In our case Table A corresponds to Debt_service_filter and Table B to Property_prices. Notice that in our example the resulting table after the left join will keep all the records of Debt_service_filter. Additionally, we can observe that the columns where the name is the same in the tables Debt_service_filter and Property_prices appears with the suffix '.x' and '.y'. to clarify the origin of the column. In the case of SQL, we need to highlight that the join function results in 14 columns, two more than in merge and left_join. This is explained because SQL leaves the totality of the columns while in the other two procedures the keys are not repeated.
* Left join functionality with dplyr.
```{r}
leftjoin_dplyr=left_join(Debt_service_filter, Property_prices, by=c('borrowers_cty'='ref_area','date'='date'))
glimpse(leftjoin_dplyr)
```
* Left join functionality with base.
```{r}
leftjoin_base=merge(Debt_service_filter, Property_prices, all.x = TRUE, by.x=c("borrowers_cty", "date"), by.y=c("ref_area", "date"))
glimpse(leftjoin_base)
```
* Left join functionality with sqldf.
```{r}
leftjoin_sqldf=sqldf("select * from Debt_service_filter
LEFT JOIN Property_prices
on Debt_service_filter.borrowers_cty = Property_prices.ref_area
and Debt_service_filter.date = Property_prices.date")
glimpse(leftjoin_sqldf)
```
### 5.2. Right_join
![](resources/group38/right_join.png){width=25%}
Select all records from Table B, along with records from Table A for which the join condition is met (if at all).
In our case Table, A corresponds to Debt_service_filter and Table B to Property_prices.
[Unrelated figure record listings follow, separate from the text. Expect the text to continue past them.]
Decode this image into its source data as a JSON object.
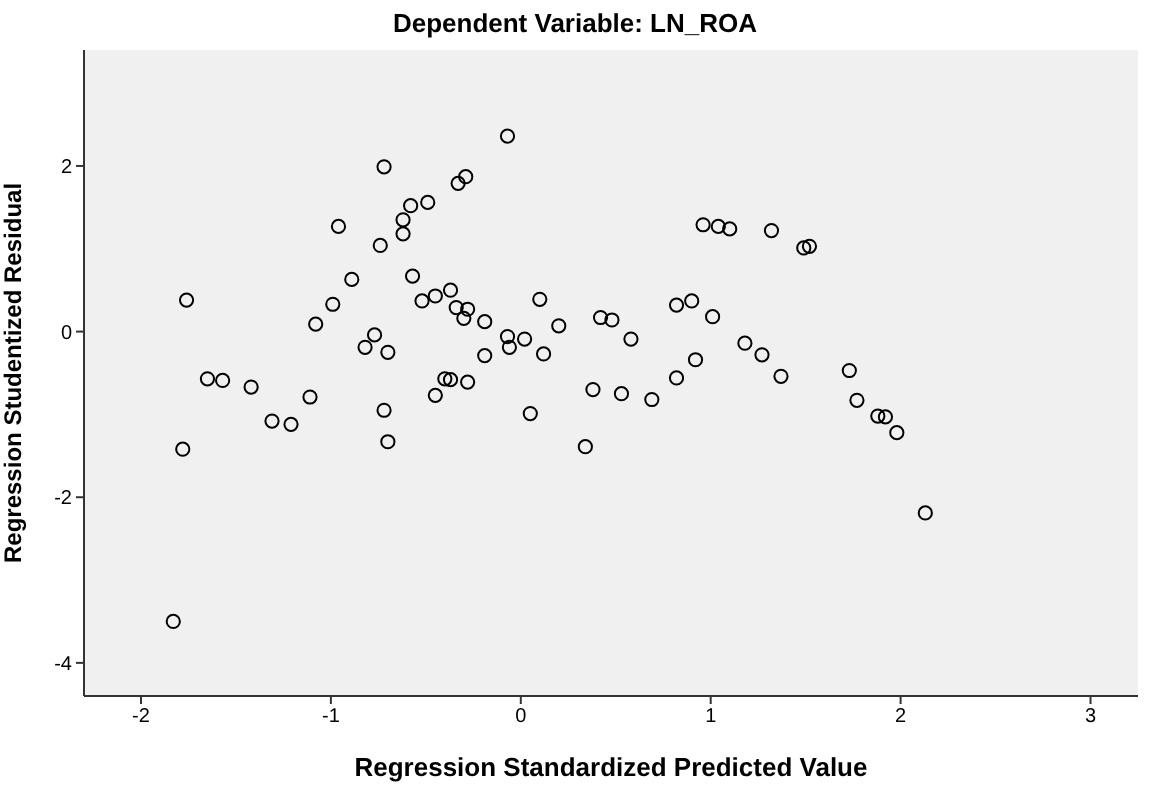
{
  "chart_data": {
    "type": "scatter",
    "title": "Dependent Variable: LN_ROA",
    "xlabel": "Regression Standardized Predicted Value",
    "ylabel": "Regression Studentized Residual",
    "xlim": [
      -2.3,
      3.25
    ],
    "ylim": [
      -4.4,
      3.4
    ],
    "xticks": [
      -2,
      -1,
      0,
      1,
      2,
      3
    ],
    "yticks": [
      -4,
      -2,
      0,
      2
    ],
    "grid": false,
    "legend": false,
    "marker": "circle",
    "series": [
      {
        "color": "#000000",
        "x": [
          -0.07,
          -0.72,
          -0.29,
          -0.33,
          -0.49,
          -0.58,
          -0.62,
          -0.62,
          -0.96,
          -0.74,
          -0.89,
          -0.57,
          -1.76,
          -0.99,
          -0.37,
          -0.45,
          -0.52,
          0.1,
          -0.34,
          -0.28,
          -0.3,
          -0.19,
          0.2,
          0.42,
          -1.08,
          -0.77,
          -0.82,
          -0.7,
          -0.07,
          -0.06,
          0.02,
          -0.19,
          0.12,
          -1.65,
          -1.57,
          -1.42,
          -1.11,
          -0.4,
          -0.37,
          -0.28,
          -0.45,
          0.38,
          -1.31,
          -1.21,
          -0.72,
          0.05,
          -1.78,
          -0.7,
          0.34,
          0.96,
          1.04,
          1.1,
          1.32,
          1.49,
          1.52,
          0.48,
          0.58,
          0.82,
          0.9,
          1.01,
          0.92,
          0.82,
          1.18,
          1.27,
          1.37,
          1.73,
          1.77,
          1.88,
          1.92,
          1.98,
          2.13,
          0.53,
          0.69,
          -1.83
        ],
        "values": [
          2.36,
          1.99,
          1.87,
          1.79,
          1.56,
          1.52,
          1.35,
          1.18,
          1.27,
          1.04,
          0.63,
          0.67,
          0.38,
          0.33,
          0.5,
          0.43,
          0.37,
          0.39,
          0.29,
          0.27,
          0.16,
          0.12,
          0.07,
          0.17,
          0.09,
          -0.04,
          -0.19,
          -0.25,
          -0.06,
          -0.19,
          -0.09,
          -0.29,
          -0.27,
          -0.57,
          -0.59,
          -0.67,
          -0.79,
          -0.57,
          -0.58,
          -0.61,
          -0.77,
          -0.7,
          -1.08,
          -1.12,
          -0.95,
          -0.99,
          -1.42,
          -1.33,
          -1.39,
          1.29,
          1.27,
          1.24,
          1.22,
          1.01,
          1.03,
          0.14,
          -0.09,
          0.32,
          0.37,
          0.18,
          -0.34,
          -0.56,
          -0.14,
          -0.28,
          -0.54,
          -0.47,
          -0.83,
          -1.02,
          -1.03,
          -1.22,
          -2.19,
          -0.75,
          -0.82,
          -3.5
        ]
      }
    ]
  }
}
Notice that in our example the resulting table after the right join will keep all the records of Property_prices.
* Right join functionality with dplyr.
```{r}
rightjoin_dplyr=right_join(Debt_service_filter, Property_prices, by=c('borrowers_cty'='ref_area','date'='date'))
glimpse(rightjoin_dplyr)
```
* Right join functionality with base
```{r}
rightjoin_base=merge(Debt_service_filter, Property_prices, all.y = TRUE, by.x=c("borrowers_cty", "date"), by.y=c("ref_area", "date"))
glimpse(rightjoin_base)
```
* Right join functionality with sqldf is not supported.
### 5.3. Inner_join
![](resources/group38/inner_join.png){width=25%}
Select all records from Table A and Table B, where the join condition is met. In our case Table, A corresponds to Debt_service_filter and Table B to Property_prices. Notice that in our example the resulting table will keep only the rows in the intersection.
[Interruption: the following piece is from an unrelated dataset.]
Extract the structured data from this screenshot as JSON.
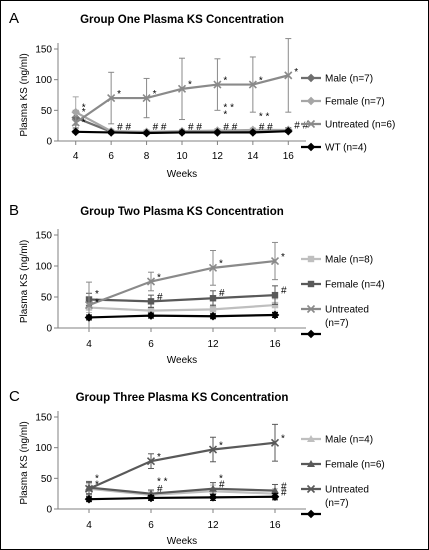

* Inner join functionality with dplyr.
```{r}
innerjoin_dplyr=inner_join(Debt_service_filter, Property_prices, by=c('borrowers_cty'='ref_area','date'='date'))
glimpse(innerjoin_dplyr)
```
* Inner join functionality with base.
```{r}
innerjoin_base=merge(Debt_service_filter, Property_prices, by.x=c("borrowers_cty", "date"), by.y=c("ref_area", "date"))
glimpse(innerjoin_base)
```
* Inner join functionality with sqldf.
```{r}
innerjoin_sqldf=sqldf("select * from Debt_service_filter
INNER JOIN Property_prices
on Debt_service_filter.borrowers_cty = Property_prices.ref_area
and Debt_service_filter.date = Property_prices.date
")
glimpse(innerjoin_sqldf)
```
### 5.4. Full_join
![](resources/group38/full_join.png){width=25%}
Select all records from Table A and Table B, where the join condition is met. In our case Table, A corresponds to Debt_service_filter and Table B to Property_prices. Notice that in our example the resulting table will keep all the rows in both tables.
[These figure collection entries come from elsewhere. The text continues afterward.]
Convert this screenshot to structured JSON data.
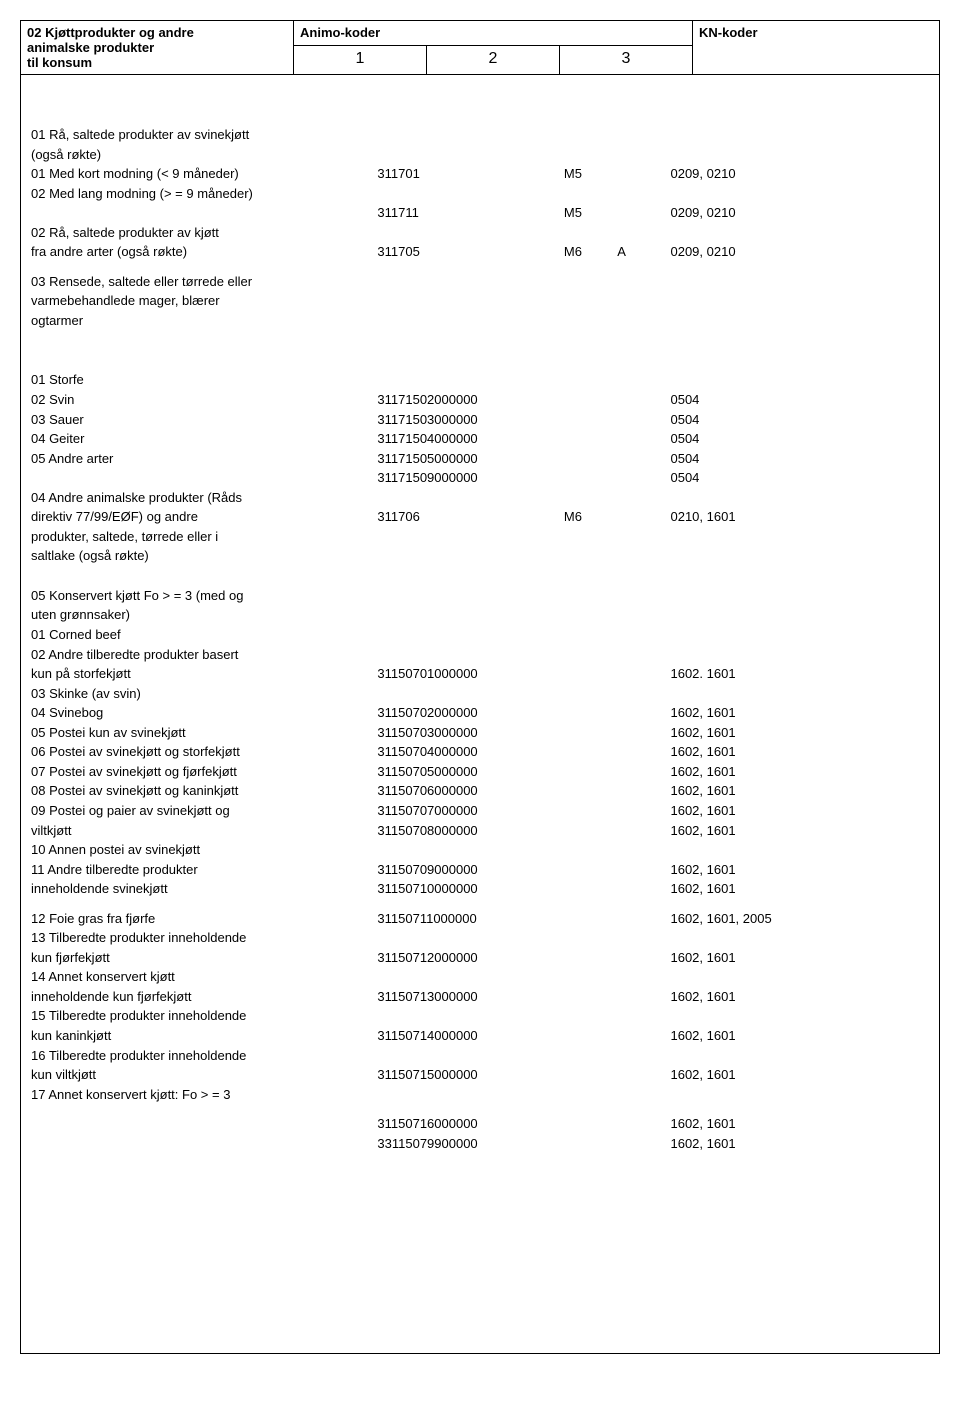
{
  "header": {
    "title_line1": "02 Kjøttprodukter og andre",
    "title_line2": "animalske produkter",
    "title_line3": "til konsum",
    "animo_label": "Animo-koder",
    "animo_col1": "1",
    "animo_col2": "2",
    "animo_col3": "3",
    "kn_label": "KN-koder"
  },
  "sec1": {
    "r1": "01 Rå, saltede produkter av svinekjøtt",
    "r2": "(også røkte)",
    "r3_desc": "01 Med kort modning (< 9 måneder)",
    "r3_a1": "311701",
    "r3_a2": "M5",
    "r3_kn": "0209, 0210",
    "r4": "02 Med lang modning (> = 9 måneder)",
    "r5_a1": "311711",
    "r5_a2": "M5",
    "r5_kn": "0209, 0210",
    "r6": "02 Rå, saltede produkter av kjøtt",
    "r7_desc": "fra andre arter (også røkte)",
    "r7_a1": "311705",
    "r7_a2": "M6",
    "r7_a3": "A",
    "r7_kn": "0209, 0210",
    "r8": "03 Rensede, saltede eller tørrede eller",
    "r9": "varmebehandlede mager, blærer",
    "r10": "ogtarmer"
  },
  "sec2": {
    "r1": "01 Storfe",
    "r2_desc": "02 Svin",
    "r2_a1": "31171502000000",
    "r2_kn": "0504",
    "r3_desc": "03 Sauer",
    "r3_a1": "31171503000000",
    "r3_kn": "0504",
    "r4_desc": "04 Geiter",
    "r4_a1": "31171504000000",
    "r4_kn": "0504",
    "r5_desc": "05 Andre arter",
    "r5_a1": "31171505000000",
    "r5_kn": "0504",
    "r6_a1": "31171509000000",
    "r6_kn": "0504",
    "r7": "04 Andre animalske produkter (Råds",
    "r8_desc": "direktiv 77/99/EØF) og andre",
    "r8_a1": "311706",
    "r8_a2": "M6",
    "r8_kn": "0210, 1601",
    "r9": "produkter, saltede, tørrede eller i",
    "r10": "saltlake (også røkte)"
  },
  "sec3": {
    "r1": "05 Konservert kjøtt Fo > = 3 (med  og",
    "r2": "uten grønnsaker)",
    "r3": "01 Corned beef",
    "r4": "02 Andre tilberedte produkter basert",
    "r5_desc": "kun på storfekjøtt",
    "r5_a1": "31150701000000",
    "r5_kn": "1602. 1601",
    "r6": "03 Skinke (av svin)",
    "r7_desc": "04 Svinebog",
    "r7_a1": "31150702000000",
    "r7_kn": "1602, 1601",
    "r8_desc": "05 Postei kun av svinekjøtt",
    "r8_a1": "31150703000000",
    "r8_kn": "1602, 1601",
    "r9_desc": "06 Postei av svinekjøtt og storfekjøtt",
    "r9_a1": "31150704000000",
    "r9_kn": "1602, 1601",
    "r10_desc": "07 Postei av svinekjøtt og fjørfekjøtt",
    "r10_a1": "31150705000000",
    "r10_kn": "1602, 1601",
    "r11_desc": "08 Postei av svinekjøtt og kaninkjøtt",
    "r11_a1": "31150706000000",
    "r11_kn": "1602, 1601",
    "r12_desc": "09 Postei og paier av svinekjøtt og",
    "r12_a1": "31150707000000",
    "r12_kn": "1602, 1601",
    "r13_desc": "viltkjøtt",
    "r13_a1": "31150708000000",
    "r13_kn": "1602, 1601",
    "r14": "10 Annen postei av svinekjøtt",
    "r15_desc": "11 Andre tilberedte produkter",
    "r15_a1": "31150709000000",
    "r15_kn": "1602, 1601",
    "r16_desc": "inneholdende svinekjøtt",
    "r16_a1": "31150710000000",
    "r16_kn": "1602, 1601"
  },
  "sec4": {
    "r1_desc": "12 Foie gras fra fjørfe",
    "r1_a1": "31150711000000",
    "r1_kn": "1602, 1601, 2005",
    "r2": "13 Tilberedte produkter inneholdende",
    "r3_desc": "kun fjørfekjøtt",
    "r3_a1": "31150712000000",
    "r3_kn": "1602, 1601",
    "r4": "14 Annet konservert kjøtt",
    "r5_desc": "inneholdende kun fjørfekjøtt",
    "r5_a1": "31150713000000",
    "r5_kn": "1602, 1601",
    "r6": "15 Tilberedte produkter inneholdende",
    "r7_desc": "kun kaninkjøtt",
    "r7_a1": "31150714000000",
    "r7_kn": "1602, 1601",
    "r8": "16 Tilberedte produkter inneholdende",
    "r9_desc": "kun viltkjøtt",
    "r9_a1": "31150715000000",
    "r9_kn": "1602, 1601",
    "r10": "17 Annet konservert kjøtt: Fo > = 3",
    "r11_a1": "31150716000000",
    "r11_kn": "1602, 1601",
    "r12_a1": "33115079900000",
    "r12_kn": "1602, 1601"
  }
}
* Full join functionality with dplyr.
```{r}
outerjoin_dplyr=full_join(Debt_service_filter, Property_prices, by=c('borrowers_cty'='ref_area','date'='date'))
glimpse(outerjoin_dplyr)
```
* Full join functionality with base.
```{r}
outerjoin_base=merge(Debt_service_filter, Property_prices, all.y = TRUE, all.x = TRUE, by.x=c("borrowers_cty", "date"), by.y=c("ref_area", "date"))
glimpse(outerjoin_base)
```
* Full join functionality with sqldf is not supported.